- Movie poster
- Directed by: Robert Boris
- Written by: Robert Boris
- Produced by: Thomas Coleman Michael Rosenblatt John Strong
- Starring: Martin Kove Sela Ward Bernie Casey
- Cinematography: John M. Stephens
- Edited by: Steven Rosenblum John A. O'Connor
- Music by: Misha Segal
- Production company: Atlantic Entertainment Group
- Distributed by: Atlantic Releasing Corporation
- Release date: May 8, 1987;
- Country: United States
- Language: English
- Box office: $1,327,740 (US)

= Steele Justice =

Steele Justice is a 1987 American action film written and directed by Robert Boris and starring Martin Kove, Sela Ward, and Bernie Casey.

==Plot==
John Steele is a Vietnam Vet who had trouble adjusting to life after the war. He hasn't been able to hold on to a job which includes being a cop. When his best friend Lee, who also served with him in Vietnam and who also became a cop, was killed by some drug dealers he was investigating, Steele was able to save his daughter and saw one of the shooters. He later sees him and learns that he is the son of General Kwan, another person he served with in Vietnam who was running his own deals on the side, and who tried to kill Steele and Lee but Steele not only survived but thwarted his plan. Steele suspects Kwan is involved with Lee's death but unfortunately Kwan's a respected member of the community. Steele's former boss Bennett is not in a rush to find the killers because investigation reveals that Lee may have been dirty, which Steele knows is not true. Steele sets out to prove Lee's innocence and to get Kwan.

=== Taglines ===
"When the police needed someone to stop the Vietnamese Mafia, there was only one choice..."
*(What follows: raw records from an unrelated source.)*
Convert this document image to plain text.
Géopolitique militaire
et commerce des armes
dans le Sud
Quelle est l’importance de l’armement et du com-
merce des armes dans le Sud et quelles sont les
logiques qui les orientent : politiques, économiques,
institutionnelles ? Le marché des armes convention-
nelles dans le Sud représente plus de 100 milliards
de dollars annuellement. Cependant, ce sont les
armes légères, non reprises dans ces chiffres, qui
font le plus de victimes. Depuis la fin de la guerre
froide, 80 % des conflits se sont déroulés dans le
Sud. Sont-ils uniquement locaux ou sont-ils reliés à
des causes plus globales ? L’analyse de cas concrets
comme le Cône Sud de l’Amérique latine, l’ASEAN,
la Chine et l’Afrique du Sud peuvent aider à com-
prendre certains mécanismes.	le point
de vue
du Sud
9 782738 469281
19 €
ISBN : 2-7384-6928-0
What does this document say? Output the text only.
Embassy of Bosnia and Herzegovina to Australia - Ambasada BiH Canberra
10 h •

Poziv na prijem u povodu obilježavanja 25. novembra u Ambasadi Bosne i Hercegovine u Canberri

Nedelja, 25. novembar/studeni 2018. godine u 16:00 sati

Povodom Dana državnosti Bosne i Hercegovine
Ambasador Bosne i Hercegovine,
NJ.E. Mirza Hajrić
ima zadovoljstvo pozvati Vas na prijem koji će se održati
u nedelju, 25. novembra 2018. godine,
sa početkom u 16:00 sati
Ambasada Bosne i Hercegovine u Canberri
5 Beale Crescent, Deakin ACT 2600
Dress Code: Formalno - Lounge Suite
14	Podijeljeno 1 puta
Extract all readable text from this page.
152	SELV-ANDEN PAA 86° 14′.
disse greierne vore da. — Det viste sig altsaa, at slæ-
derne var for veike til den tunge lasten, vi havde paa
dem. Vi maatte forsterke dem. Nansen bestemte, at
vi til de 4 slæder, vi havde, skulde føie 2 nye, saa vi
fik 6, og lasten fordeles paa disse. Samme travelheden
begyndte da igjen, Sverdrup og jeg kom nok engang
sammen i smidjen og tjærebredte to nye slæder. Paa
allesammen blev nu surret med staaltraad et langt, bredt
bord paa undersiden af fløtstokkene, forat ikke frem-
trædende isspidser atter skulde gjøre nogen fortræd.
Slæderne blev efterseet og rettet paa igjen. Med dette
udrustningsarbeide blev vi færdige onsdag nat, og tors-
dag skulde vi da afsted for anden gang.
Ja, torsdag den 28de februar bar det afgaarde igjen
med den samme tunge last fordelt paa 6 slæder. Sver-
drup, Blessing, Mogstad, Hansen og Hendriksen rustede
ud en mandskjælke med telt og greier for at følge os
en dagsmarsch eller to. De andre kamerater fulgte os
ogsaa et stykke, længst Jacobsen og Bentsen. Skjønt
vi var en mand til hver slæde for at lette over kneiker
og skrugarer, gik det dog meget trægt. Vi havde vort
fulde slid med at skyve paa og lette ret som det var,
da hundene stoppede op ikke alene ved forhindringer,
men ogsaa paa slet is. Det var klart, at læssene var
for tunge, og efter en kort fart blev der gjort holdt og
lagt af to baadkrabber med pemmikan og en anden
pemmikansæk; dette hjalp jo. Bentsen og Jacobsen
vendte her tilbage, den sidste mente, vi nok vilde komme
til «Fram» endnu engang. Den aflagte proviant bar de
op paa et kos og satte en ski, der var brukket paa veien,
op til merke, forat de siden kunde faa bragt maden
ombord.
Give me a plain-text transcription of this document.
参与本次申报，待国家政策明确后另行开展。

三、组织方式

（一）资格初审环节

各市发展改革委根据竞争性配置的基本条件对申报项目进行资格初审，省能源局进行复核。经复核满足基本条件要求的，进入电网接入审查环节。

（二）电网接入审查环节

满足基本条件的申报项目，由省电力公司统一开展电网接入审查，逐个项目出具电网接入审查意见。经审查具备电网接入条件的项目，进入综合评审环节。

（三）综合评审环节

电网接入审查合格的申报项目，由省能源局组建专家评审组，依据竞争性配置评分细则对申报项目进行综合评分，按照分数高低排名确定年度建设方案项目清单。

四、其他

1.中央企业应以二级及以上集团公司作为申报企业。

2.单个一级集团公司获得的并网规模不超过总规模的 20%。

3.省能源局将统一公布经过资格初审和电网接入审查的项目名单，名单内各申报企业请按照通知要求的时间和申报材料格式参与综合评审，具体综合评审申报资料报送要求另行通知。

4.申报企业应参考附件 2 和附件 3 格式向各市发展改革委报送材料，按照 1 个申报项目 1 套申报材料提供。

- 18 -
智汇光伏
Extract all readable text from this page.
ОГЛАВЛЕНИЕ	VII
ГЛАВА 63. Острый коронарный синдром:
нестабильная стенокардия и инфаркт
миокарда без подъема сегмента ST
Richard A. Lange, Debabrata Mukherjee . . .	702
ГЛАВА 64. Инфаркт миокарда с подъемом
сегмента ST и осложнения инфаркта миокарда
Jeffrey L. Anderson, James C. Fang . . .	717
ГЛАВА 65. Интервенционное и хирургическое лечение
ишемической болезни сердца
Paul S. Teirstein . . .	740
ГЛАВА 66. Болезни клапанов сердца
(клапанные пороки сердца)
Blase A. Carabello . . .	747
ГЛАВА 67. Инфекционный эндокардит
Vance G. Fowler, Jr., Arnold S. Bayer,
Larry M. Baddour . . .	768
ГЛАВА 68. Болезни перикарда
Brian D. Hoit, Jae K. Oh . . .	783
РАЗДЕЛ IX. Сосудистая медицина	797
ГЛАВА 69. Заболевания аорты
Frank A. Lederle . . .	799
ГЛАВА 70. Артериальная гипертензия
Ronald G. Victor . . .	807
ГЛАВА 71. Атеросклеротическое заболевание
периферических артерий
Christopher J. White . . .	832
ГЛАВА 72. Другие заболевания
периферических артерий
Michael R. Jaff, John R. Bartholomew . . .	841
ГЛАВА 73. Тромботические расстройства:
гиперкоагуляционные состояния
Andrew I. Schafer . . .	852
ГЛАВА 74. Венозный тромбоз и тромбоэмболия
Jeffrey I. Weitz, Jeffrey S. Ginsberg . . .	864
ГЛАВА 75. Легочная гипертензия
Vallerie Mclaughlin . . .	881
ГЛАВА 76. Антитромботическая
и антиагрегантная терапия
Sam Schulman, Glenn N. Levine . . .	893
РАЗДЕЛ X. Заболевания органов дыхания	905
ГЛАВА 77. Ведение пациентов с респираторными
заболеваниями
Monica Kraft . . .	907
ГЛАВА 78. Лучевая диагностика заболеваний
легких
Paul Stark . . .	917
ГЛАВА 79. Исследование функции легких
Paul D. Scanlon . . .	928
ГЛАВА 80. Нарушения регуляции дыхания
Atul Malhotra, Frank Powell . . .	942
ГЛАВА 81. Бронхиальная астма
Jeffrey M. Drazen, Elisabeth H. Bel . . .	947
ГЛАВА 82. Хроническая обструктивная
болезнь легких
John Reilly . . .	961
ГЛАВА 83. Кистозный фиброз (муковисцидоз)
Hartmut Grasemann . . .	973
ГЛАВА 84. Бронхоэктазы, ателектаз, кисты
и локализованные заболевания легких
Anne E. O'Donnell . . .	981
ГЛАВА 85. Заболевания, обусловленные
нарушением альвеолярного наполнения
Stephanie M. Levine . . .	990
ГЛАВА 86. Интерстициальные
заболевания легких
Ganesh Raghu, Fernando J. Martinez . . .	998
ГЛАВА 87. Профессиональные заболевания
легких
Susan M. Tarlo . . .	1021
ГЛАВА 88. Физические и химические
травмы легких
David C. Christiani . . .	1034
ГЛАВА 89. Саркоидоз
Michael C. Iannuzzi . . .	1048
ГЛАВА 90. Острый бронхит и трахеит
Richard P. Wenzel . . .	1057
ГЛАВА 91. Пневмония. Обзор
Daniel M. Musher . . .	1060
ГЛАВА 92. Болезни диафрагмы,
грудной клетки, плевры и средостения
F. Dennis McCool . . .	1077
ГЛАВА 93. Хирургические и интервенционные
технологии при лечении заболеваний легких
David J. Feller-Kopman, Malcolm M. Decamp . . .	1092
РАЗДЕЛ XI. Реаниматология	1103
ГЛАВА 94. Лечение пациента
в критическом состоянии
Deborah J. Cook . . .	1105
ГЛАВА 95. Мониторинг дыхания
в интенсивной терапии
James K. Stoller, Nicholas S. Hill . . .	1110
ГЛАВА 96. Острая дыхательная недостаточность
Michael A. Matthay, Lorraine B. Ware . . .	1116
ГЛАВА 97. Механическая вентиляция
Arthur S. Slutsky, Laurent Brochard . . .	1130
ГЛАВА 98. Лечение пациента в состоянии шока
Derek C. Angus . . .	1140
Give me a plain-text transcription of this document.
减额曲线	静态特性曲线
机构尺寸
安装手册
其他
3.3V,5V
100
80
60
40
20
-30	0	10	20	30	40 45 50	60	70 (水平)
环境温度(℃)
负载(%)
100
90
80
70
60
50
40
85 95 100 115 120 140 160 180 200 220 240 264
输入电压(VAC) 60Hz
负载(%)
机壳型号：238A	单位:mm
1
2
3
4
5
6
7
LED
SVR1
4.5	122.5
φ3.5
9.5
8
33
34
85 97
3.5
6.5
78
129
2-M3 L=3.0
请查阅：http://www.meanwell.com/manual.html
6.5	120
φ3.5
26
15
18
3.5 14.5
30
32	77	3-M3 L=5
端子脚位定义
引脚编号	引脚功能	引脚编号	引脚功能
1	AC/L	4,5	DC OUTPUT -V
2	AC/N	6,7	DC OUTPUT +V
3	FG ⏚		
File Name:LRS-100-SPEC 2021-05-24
"You don't recruit John Steele. You unleash him."

"The only law is the Black Tiger's. The only justice is John Steele's."

==Cast==
- Martin Kove as John Steele
- Sela Ward as Tracy
- Ronny Cox as Bennett
- Bernie Casey as Detective Tom Reese
- Joseph Campanella as Harry
- Jan Gan Boyd as Cami
- Shannon Tweed as Angela Spinelli
- Kevin Gage as Army Sergeant
- Sarah Douglas as Kay
- Soon-Tek Oh as General Bon Soong Kwan
- Irene Tsu as Xua Chan

==Critical reception==
Janet Maslin of The New York Times had disdain for the film:

Steele Justice isn't designed as a comedy, but it does earn high marks for inadvertent humor... Mr. Kove wears a Band-Aid across the bridge of his nose during much of the film, and it is by far the most expressive thing on his face.

Maslin further commented, "This is thanks in part to the writer and director, Robert Boris, whose Oxford Blues was no laughing matter but who this time has tried to meld Rambo with Miami Vice, throwing in a touch of the Chippendales' calendar. The last is evoked by the presence of Martin Kove, the big, burly, smirking fellow in the title role."

Leonard Maltin called the film a ’Howlingly absurd action-revenge yarn’ while TV Guide wrote, ’Unintentionally hilarious "Rambo"-inspired action picture featuring the muscle-bound Martin Kove as John Steele, a Vietnam vet having trouble adjusting to postwar life in southern California.’